芥川賞作家・川上未映子さんの長編小説「ヘヴン」(講談社)がよく読まれているようだ。中学生の“いじめ”をテーマにした感動的な作品である
斜視が原因で激しいいじめを受けている14歳の「僕」と、不潔を理由に女生徒のいじめに遭っている同じクラスの「コジマ」。二人の会話と手紙のやりとりを中心に物語が進んでいく
いじめの描写がすさまじい。チョークを食べさせられたり、破れたバレーボールをかぶせられ、サッカーボールのように頭を蹴られる「僕」。だがコジマは言う。<君もわたしも、弱いからされるままになってるんじゃないんだよ。・・・強さがないとできないことなんだよ>
そんなふうに「弱さ」が肯定される。「弱さ」が「強さ」に反転する。<苦しみや悲しみにはかならず意味があるってことなのよ>。

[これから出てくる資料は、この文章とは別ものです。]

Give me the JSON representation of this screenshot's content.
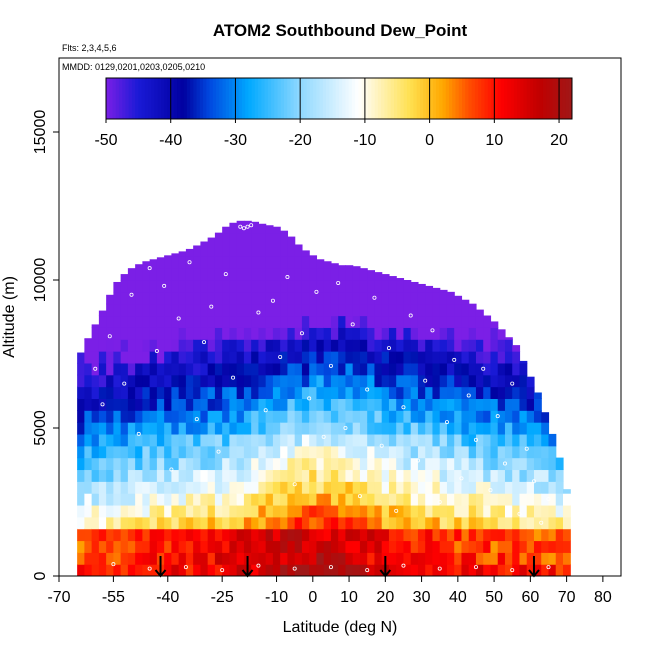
{
  "chart_data": {
    "type": "heatmap",
    "title": "ATOM2 Southbound Dew_Point",
    "subtitle_flights": "Flts: 2,3,4,5,6",
    "subtitle_dates": "MMDD: 0129,0201,0203,0205,0210",
    "xlabel": "Latitude (deg N)",
    "ylabel": "Altitude (m)",
    "xlim": [
      -70,
      85
    ],
    "ylim": [
      0,
      17500
    ],
    "x_ticks": [
      -70,
      -55,
      -40,
      -25,
      -10,
      0,
      10,
      20,
      30,
      40,
      50,
      60,
      70,
      80
    ],
    "x_tick_labels": [
      "-70",
      "-55",
      "-40",
      "-25",
      "-10",
      "0",
      "10",
      "20",
      "30",
      "40",
      "50",
      "60",
      "70",
      "80"
    ],
    "y_ticks": [
      0,
      5000,
      10000,
      15000
    ],
    "y_tick_labels": [
      "0",
      "5000",
      "10000",
      "15000"
    ],
    "colorbar": {
      "min": -50,
      "max": 22,
      "ticks": [
        -50,
        -40,
        -30,
        -20,
        -10,
        0,
        10,
        20
      ],
      "tick_labels": [
        "-50",
        "-40",
        "-30",
        "-20",
        "-10",
        "0",
        "10",
        "20"
      ],
      "colors": [
        "#7b1fe6",
        "#1a1ad6",
        "#0000a0",
        "#0048e0",
        "#00a8ff",
        "#8fd8ff",
        "#ffffff",
        "#ffe050",
        "#ffa800",
        "#ff5000",
        "#ff0000",
        "#c00000",
        "#a01818"
      ],
      "stops": [
        -50,
        -45,
        -38,
        -34,
        -28,
        -20,
        -11,
        -3,
        2,
        6,
        11,
        17,
        22
      ]
    },
    "envelope": {
      "lat": [
        -65,
        -63,
        -60,
        -57,
        -55,
        -52,
        -50,
        -47,
        -44,
        -41,
        -38,
        -35,
        -33,
        -30,
        -27,
        -24,
        -21,
        -17,
        -14,
        -10,
        -7,
        -4,
        -1,
        2,
        5,
        8,
        11,
        14,
        17,
        20,
        23,
        26,
        29,
        32,
        35,
        38,
        41,
        44,
        47,
        50,
        53,
        56,
        59,
        62,
        65,
        68,
        71
      ],
      "top_alt": [
        7300,
        7800,
        8500,
        9200,
        9800,
        10200,
        10400,
        10600,
        10700,
        10800,
        10900,
        11000,
        11100,
        11300,
        11500,
        11800,
        12000,
        12000,
        11900,
        11800,
        11600,
        11200,
        10900,
        10700,
        10600,
        10500,
        10500,
        10400,
        10300,
        10200,
        10100,
        10000,
        9900,
        9800,
        9700,
        9600,
        9400,
        9200,
        8900,
        8600,
        8200,
        7800,
        7000,
        6200,
        5200,
        4000,
        2400
      ]
    },
    "sounding_markers_lat": [
      -42,
      -18,
      20,
      61
    ],
    "sample_points": [
      {
        "x": -60,
        "y": 7000
      },
      {
        "x": -58,
        "y": 5800
      },
      {
        "x": -56,
        "y": 8100
      },
      {
        "x": -52,
        "y": 6500
      },
      {
        "x": -50,
        "y": 9500
      },
      {
        "x": -48,
        "y": 4800
      },
      {
        "x": -45,
        "y": 10400
      },
      {
        "x": -43,
        "y": 7600
      },
      {
        "x": -41,
        "y": 9800
      },
      {
        "x": -39,
        "y": 3600
      },
      {
        "x": -37,
        "y": 8700
      },
      {
        "x": -34,
        "y": 10600
      },
      {
        "x": -32,
        "y": 5300
      },
      {
        "x": -30,
        "y": 7900
      },
      {
        "x": -28,
        "y": 9100
      },
      {
        "x": -26,
        "y": 4200
      },
      {
        "x": -24,
        "y": 10200
      },
      {
        "x": -22,
        "y": 6700
      },
      {
        "x": -20,
        "y": 11800
      },
      {
        "x": -19,
        "y": 11750
      },
      {
        "x": -18,
        "y": 11800
      },
      {
        "x": -17,
        "y": 11850
      },
      {
        "x": -15,
        "y": 8900
      },
      {
        "x": -13,
        "y": 5600
      },
      {
        "x": -11,
        "y": 9300
      },
      {
        "x": -9,
        "y": 7400
      },
      {
        "x": -7,
        "y": 10100
      },
      {
        "x": -5,
        "y": 3100
      },
      {
        "x": -3,
        "y": 8200
      },
      {
        "x": -1,
        "y": 6000
      },
      {
        "x": 1,
        "y": 9600
      },
      {
        "x": 3,
        "y": 4700
      },
      {
        "x": 5,
        "y": 7100
      },
      {
        "x": 7,
        "y": 9900
      },
      {
        "x": 9,
        "y": 5000
      },
      {
        "x": 11,
        "y": 8500
      },
      {
        "x": 13,
        "y": 2700
      },
      {
        "x": 15,
        "y": 6300
      },
      {
        "x": 17,
        "y": 9400
      },
      {
        "x": 19,
        "y": 4400
      },
      {
        "x": 21,
        "y": 7700
      },
      {
        "x": 23,
        "y": 2200
      },
      {
        "x": 25,
        "y": 5700
      },
      {
        "x": 27,
        "y": 8800
      },
      {
        "x": 29,
        "y": 3900
      },
      {
        "x": 31,
        "y": 6600
      },
      {
        "x": 33,
        "y": 8300
      },
      {
        "x": 35,
        "y": 2500
      },
      {
        "x": 37,
        "y": 5200
      },
      {
        "x": 39,
        "y": 7300
      },
      {
        "x": 41,
        "y": 3300
      },
      {
        "x": 43,
        "y": 6100
      },
      {
        "x": 45,
        "y": 4600
      },
      {
        "x": 47,
        "y": 7000
      },
      {
        "x": 49,
        "y": 2900
      },
      {
        "x": 51,
        "y": 5400
      },
      {
        "x": 53,
        "y": 3800
      },
      {
        "x": 55,
        "y": 6500
      },
      {
        "x": 57,
        "y": 2100
      },
      {
        "x": 59,
        "y": 4300
      },
      {
        "x": 61,
        "y": 3200
      },
      {
        "x": 63,
        "y": 1800
      },
      {
        "x": 65,
        "y": 2600
      },
      {
        "x": -55,
        "y": 400
      },
      {
        "x": -45,
        "y": 250
      },
      {
        "x": -35,
        "y": 300
      },
      {
        "x": -25,
        "y": 200
      },
      {
        "x": -15,
        "y": 350
      },
      {
        "x": -5,
        "y": 250
      },
      {
        "x": 5,
        "y": 300
      },
      {
        "x": 15,
        "y": 200
      },
      {
        "x": 25,
        "y": 350
      },
      {
        "x": 35,
        "y": 250
      },
      {
        "x": 45,
        "y": 300
      },
      {
        "x": 55,
        "y": 200
      },
      {
        "x": 65,
        "y": 300
      }
    ]
  }
}
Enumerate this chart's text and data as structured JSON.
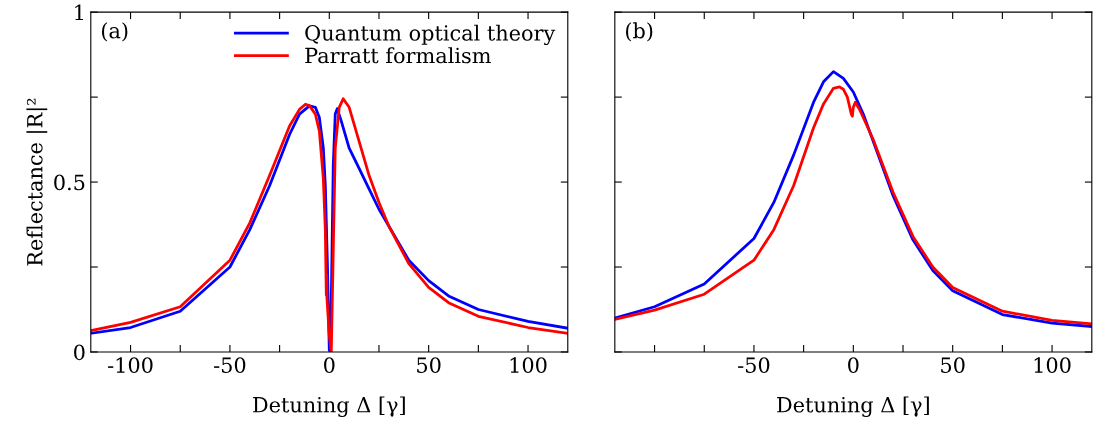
{
  "chart_data": [
    {
      "type": "line",
      "xlabel": "Detuning Δ [γ]",
      "ylabel": "Reflectance |R|²",
      "annotations": [
        "(a)"
      ],
      "legend": "top right",
      "grid": false,
      "xlim": [
        -120,
        120
      ],
      "xticks": [
        -100,
        {
          "value": -75,
          "label": null
        },
        -50,
        {
          "value": -25,
          "label": null
        },
        0,
        {
          "value": 25,
          "label": null
        },
        50,
        {
          "value": 75,
          "label": null
        },
        100
      ],
      "ylim": [
        0,
        1
      ],
      "yticks": [
        0,
        {
          "value": 0.25,
          "label": null
        },
        0.5,
        {
          "value": 0.75,
          "label": null
        },
        1
      ],
      "series": [
        {
          "name": "Quantum optical theory",
          "color": "#0000ff",
          "x": [
            -120,
            -100,
            -75,
            -50,
            -40,
            -30,
            -20,
            -15,
            -10,
            -7,
            -5,
            -3,
            -2,
            -1,
            0,
            1,
            2,
            3,
            4,
            6,
            10,
            15,
            20,
            25,
            30,
            40,
            50,
            60,
            75,
            100,
            120
          ],
          "values": [
            0.055,
            0.072,
            0.12,
            0.25,
            0.36,
            0.49,
            0.64,
            0.7,
            0.724,
            0.72,
            0.69,
            0.6,
            0.49,
            0.27,
            0.005,
            0.15,
            0.55,
            0.7,
            0.716,
            0.68,
            0.6,
            0.54,
            0.48,
            0.42,
            0.37,
            0.27,
            0.21,
            0.165,
            0.125,
            0.09,
            0.07
          ]
        },
        {
          "name": "Parratt formalism",
          "color": "#ff0000",
          "x": [
            -120,
            -100,
            -75,
            -50,
            -40,
            -30,
            -20,
            -15,
            -12,
            -10,
            -7,
            -5,
            -3,
            -2,
            -1.5,
            -1.3,
            -1.2,
            0,
            1,
            2,
            3,
            5,
            7,
            10,
            15,
            20,
            25,
            30,
            40,
            50,
            60,
            75,
            100,
            120
          ],
          "values": [
            0.063,
            0.087,
            0.133,
            0.27,
            0.38,
            0.52,
            0.665,
            0.714,
            0.729,
            0.725,
            0.7,
            0.65,
            0.51,
            0.36,
            0.167,
            0.226,
            0.16,
            0.05,
            0.0,
            0.3,
            0.6,
            0.72,
            0.745,
            0.72,
            0.62,
            0.52,
            0.44,
            0.37,
            0.26,
            0.19,
            0.145,
            0.105,
            0.072,
            0.055
          ]
        }
      ]
    },
    {
      "type": "line",
      "xlabel": "Detuning Δ [γ]",
      "annotations": [
        "(b)"
      ],
      "tick_labels": "x",
      "grid": false,
      "xlim": [
        -120,
        120
      ],
      "xticks": [
        {
          "value": -100,
          "label": null
        },
        {
          "value": -75,
          "label": null
        },
        -50,
        {
          "value": -25,
          "label": null
        },
        0,
        {
          "value": 25,
          "label": null
        },
        50,
        {
          "value": 75,
          "label": null
        },
        100
      ],
      "ylim": [
        0,
        1
      ],
      "yticks": [
        0,
        0.25,
        0.5,
        0.75,
        1
      ],
      "series": [
        {
          "color": "#0000ff",
          "x": [
            -120,
            -100,
            -75,
            -50,
            -40,
            -30,
            -20,
            -15,
            -10,
            -5,
            0,
            5,
            10,
            20,
            30,
            40,
            50,
            75,
            100,
            120
          ],
          "values": [
            0.1,
            0.133,
            0.2,
            0.334,
            0.44,
            0.58,
            0.735,
            0.795,
            0.825,
            0.805,
            0.765,
            0.7,
            0.62,
            0.46,
            0.33,
            0.24,
            0.18,
            0.11,
            0.085,
            0.075
          ]
        },
        {
          "color": "#ff0000",
          "x": [
            -120,
            -100,
            -75,
            -50,
            -40,
            -30,
            -20,
            -15,
            -10,
            -7,
            -5,
            -3,
            -1,
            -0.5,
            0,
            1,
            3,
            5,
            10,
            20,
            30,
            40,
            50,
            75,
            100,
            120
          ],
          "values": [
            0.096,
            0.123,
            0.17,
            0.27,
            0.36,
            0.49,
            0.66,
            0.73,
            0.776,
            0.78,
            0.773,
            0.75,
            0.7,
            0.694,
            0.72,
            0.735,
            0.715,
            0.69,
            0.625,
            0.47,
            0.34,
            0.25,
            0.19,
            0.12,
            0.093,
            0.083
          ]
        }
      ]
    }
  ]
}
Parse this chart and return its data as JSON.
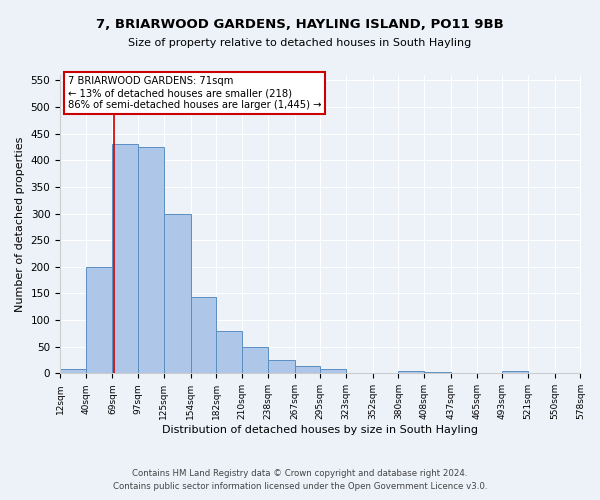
{
  "title": "7, BRIARWOOD GARDENS, HAYLING ISLAND, PO11 9BB",
  "subtitle": "Size of property relative to detached houses in South Hayling",
  "xlabel": "Distribution of detached houses by size in South Hayling",
  "ylabel": "Number of detached properties",
  "bin_edges": [
    12,
    40,
    69,
    97,
    125,
    154,
    182,
    210,
    238,
    267,
    295,
    323,
    352,
    380,
    408,
    437,
    465,
    493,
    521,
    550,
    578
  ],
  "bin_counts": [
    8,
    200,
    430,
    425,
    300,
    143,
    80,
    50,
    25,
    13,
    8,
    0,
    0,
    5,
    2,
    0,
    0,
    5,
    0,
    0
  ],
  "property_value": 71,
  "bar_color": "#aec6e8",
  "bar_edge_color": "#5a8fc2",
  "vline_color": "#cc0000",
  "annotation_box_edge_color": "#cc0000",
  "annotation_line1": "7 BRIARWOOD GARDENS: 71sqm",
  "annotation_line2": "← 13% of detached houses are smaller (218)",
  "annotation_line3": "86% of semi-detached houses are larger (1,445) →",
  "ylim": [
    0,
    560
  ],
  "yticks": [
    0,
    50,
    100,
    150,
    200,
    250,
    300,
    350,
    400,
    450,
    500,
    550
  ],
  "tick_labels": [
    "12sqm",
    "40sqm",
    "69sqm",
    "97sqm",
    "125sqm",
    "154sqm",
    "182sqm",
    "210sqm",
    "238sqm",
    "267sqm",
    "295sqm",
    "323sqm",
    "352sqm",
    "380sqm",
    "408sqm",
    "437sqm",
    "465sqm",
    "493sqm",
    "521sqm",
    "550sqm",
    "578sqm"
  ],
  "footer_line1": "Contains HM Land Registry data © Crown copyright and database right 2024.",
  "footer_line2": "Contains public sector information licensed under the Open Government Licence v3.0.",
  "bg_color": "#edf2f9",
  "plot_bg_color": "#edf2f9"
}
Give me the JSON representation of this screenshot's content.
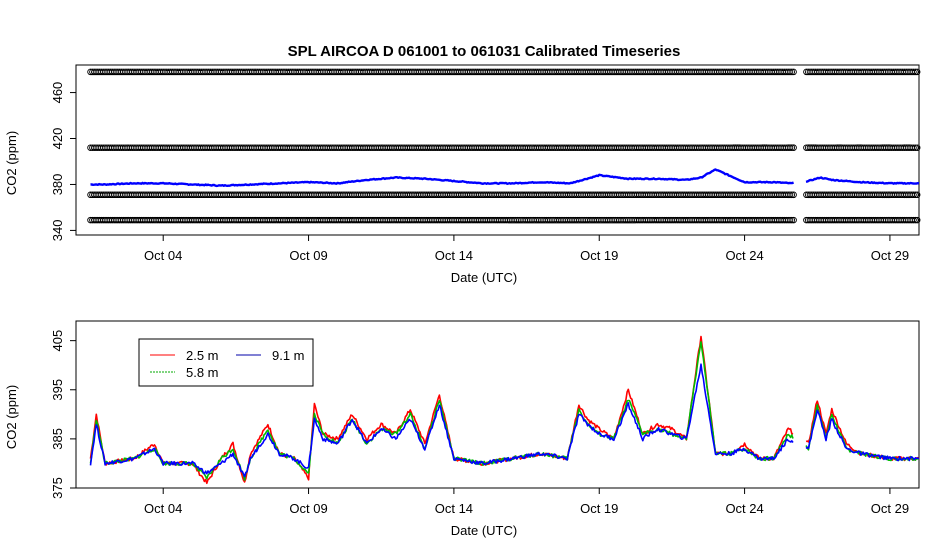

そんなコジマの言葉が読者を励ます
東京の女子中生が先日、自宅マンションから飛び降り自殺をした。「学校なんか行きたくない。皆が敵に見える」といじめをほのめかすノートが見つかった。この女生徒が「ヘヴン」を読めば、どう思っただろうとふと考えた
子どもは親に心配をかけたくないために、いじめを打ち明けないとされる。しかし、思い切って誰かに話す勇気も必要だろう。悪いのはいじめられる側ではなく、いじめる側だ。自殺はあまりに悲しすぎる。